For the past ten years, following an injury of some kind, a man has been addicted to prescription drugs. This of course is a mother's worst fear, because of how extremely difficult it is to overcome. They battled the disease together, the nights she lay awake in terror, hoping and praying he was safe, he, at times unable to resist the urge to get high, not seeing the pain he caused his mother and sister.
Recently, the mother had moved out of state, and a few months later he was arrested. After spending two weeks in jail, he made bail, and walked from the jail to a clinic, where he knew of a twisted doctor, who would give him some of the pills he desperately craved. The doctor prescribed him Oxycotten, Zanex, and Soma. He then walked to a nearby hotel, where he injected the medicine in his arms. His mother spent another evening in agony, worrying and praying that he was safe, and would call. By the next morning, when he hadn't called, she sent a friend to find him. She stayed on the phone as he banged on the door, and finally called the police. She was on the phone when they broke down the door, and when they saw him, slumped over the desk, head in his palm, looking out the window, smiling.
There are no words to describe a mother's love for her baby boy. She and her daughter had gone to the morgue that day to say goodbye to him. She told of his little hands, his dimples, the little hairs on his arm as she held his hand and said goodbye. She was beside herself when she recalled the ice cold skin, how his bones were stuck in the position he was in when he died, hunched over and stiff as a board.
After she retold her story, she broke down, sobbing for her son, simply repeating over and over "I couldn't save my baby."
I am no stranger to addiction, my father is a recovering alcoholic, a family friend recently died of a cocaine overdose, but there is one thing I know; no one can ever understand or even relate to a mother's love, and when a mother loses her baby, there is nothing in the world that can comfort her. My heart aches for this mother, I pray for her, I cry for her, and I wish no other mother ever has to feel that pain.
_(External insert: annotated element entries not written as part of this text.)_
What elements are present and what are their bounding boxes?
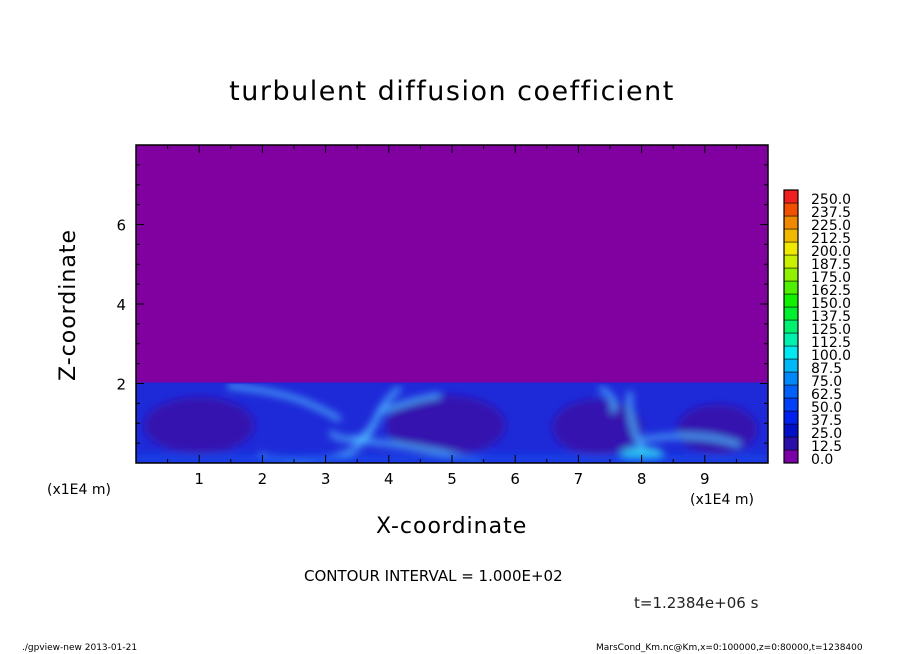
colorbar-label: 187.5 [811, 257, 851, 273]
colorbar-frame [783, 189, 799, 464]
plume [379, 392, 441, 415]
eddy-core [144, 397, 255, 454]
y-axis-label: Z-coordinate [56, 229, 81, 381]
footer-left: ./gpview-new 2013-01-21 [22, 643, 138, 653]
colorbar-swatch [783, 449, 799, 464]
colorbar-swatch [783, 410, 799, 425]
colorbar-label: 12.5 [811, 439, 842, 455]
colorbar-swatch [783, 319, 799, 334]
colorbar-label: 225.0 [811, 218, 851, 234]
x-axis-label: X-coordinate [376, 514, 528, 539]
chart-title: turbulent diffusion coefficient [229, 76, 675, 107]
colorbar-label: 250.0 [811, 192, 851, 208]
colorbar-swatch [783, 358, 799, 373]
x-tick-label: 5 [447, 470, 457, 488]
x-unit-label: (x1E4 m) [690, 492, 754, 508]
colorbar-swatch [783, 254, 799, 269]
colorbar-label: 175.0 [811, 270, 851, 286]
plume [639, 433, 741, 448]
time-label: t=1.2384e+06 s [634, 594, 759, 612]
x-tick-label: 2 [258, 470, 268, 488]
y-tick-label: 2 [116, 376, 126, 394]
colorbar-swatch [783, 345, 799, 360]
colorbar-swatch [783, 423, 799, 438]
colorbar-swatch [783, 397, 799, 412]
colorbar-label: 200.0 [811, 244, 851, 260]
colorbar-label: 87.5 [811, 361, 842, 377]
colorbar-label: 62.5 [811, 387, 842, 403]
colorbar-swatch [783, 241, 799, 256]
colorbar-label: 112.5 [811, 335, 851, 351]
eddy-core [552, 399, 643, 456]
colorbar-label: 162.5 [811, 283, 851, 299]
colorbar-swatch [783, 293, 799, 308]
x-tick-label: 8 [637, 470, 647, 488]
colorbar-swatch [783, 267, 799, 282]
colorbar-swatch [783, 436, 799, 451]
footer-right: MarsCond_Km.nc@Km,x=0:100000,z=0:80000,t… [596, 643, 863, 653]
colorbar-label: 0.0 [811, 452, 833, 468]
eddy-core [677, 404, 758, 455]
colorbar-label: 25.0 [811, 426, 842, 442]
x-tick-label: 6 [510, 470, 520, 488]
x-tick-label: 9 [700, 470, 710, 488]
x-tick-label: 1 [194, 470, 204, 488]
colorbar-label: 37.5 [811, 413, 842, 429]
colorbar-label: 125.0 [811, 322, 851, 338]
colorbar-label: 212.5 [811, 231, 851, 247]
y-tick-label: 6 [116, 217, 126, 235]
colorbar-swatch [783, 280, 799, 295]
colorbar-swatch [783, 371, 799, 386]
y-unit-label: (x1E4 m) [47, 482, 111, 498]
colorbar-label: 50.0 [811, 400, 842, 416]
colorbar-label: 237.5 [811, 205, 851, 221]
colorbar-swatch [783, 306, 799, 321]
colorbar-swatch [783, 332, 799, 347]
x-tick-label: 7 [574, 470, 584, 488]
x-tick-label: 4 [384, 470, 394, 488]
colorbar-label: 75.0 [811, 374, 842, 390]
colorbar-swatch [783, 202, 799, 217]
plume [598, 385, 617, 414]
contour-interval: CONTOUR INTERVAL = 1.000E+02 [304, 567, 563, 585]
eddy-core [385, 395, 506, 456]
colorbar-swatch [783, 384, 799, 399]
colorbar-label: 137.5 [811, 309, 851, 325]
plume [227, 383, 342, 423]
colorbar-label: 150.0 [811, 296, 851, 312]
x-tick-label: 3 [321, 470, 331, 488]
y-tick-label: 4 [116, 296, 126, 314]
colorbar-label: 100.0 [811, 348, 851, 364]
colorbar-swatch [783, 189, 799, 204]
colorbar-swatch [783, 228, 799, 243]
colorbar-swatch [783, 215, 799, 230]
If there is one thing I hope you take from this post, it is that your actions affect so many, especially those close. People with this disease can not see this, can't understand that the few moments of being high, that little trip, are incomparable to the reprocussions that come from it. If you are addicted please get help. If you have ever tried any drugs, don't do it again, it isn't worth it. Do it for your mother.
How very sad. The story is so well told. Addiction is a vile thing-- for those who are addicted and their loved ones.
ReplyDeleteMy God, that is so awful. You kept saying, "Her little boy," and it is so true. We are all little boys and little girls no matter how we mature physically. We just have more expensive toys, more sophisticated ways to avoid responsibility for things we don't want to face up to. And we think we're independent entities when in truth we are linked to others so intimately that our foolishness can extinguish the light in someone forever.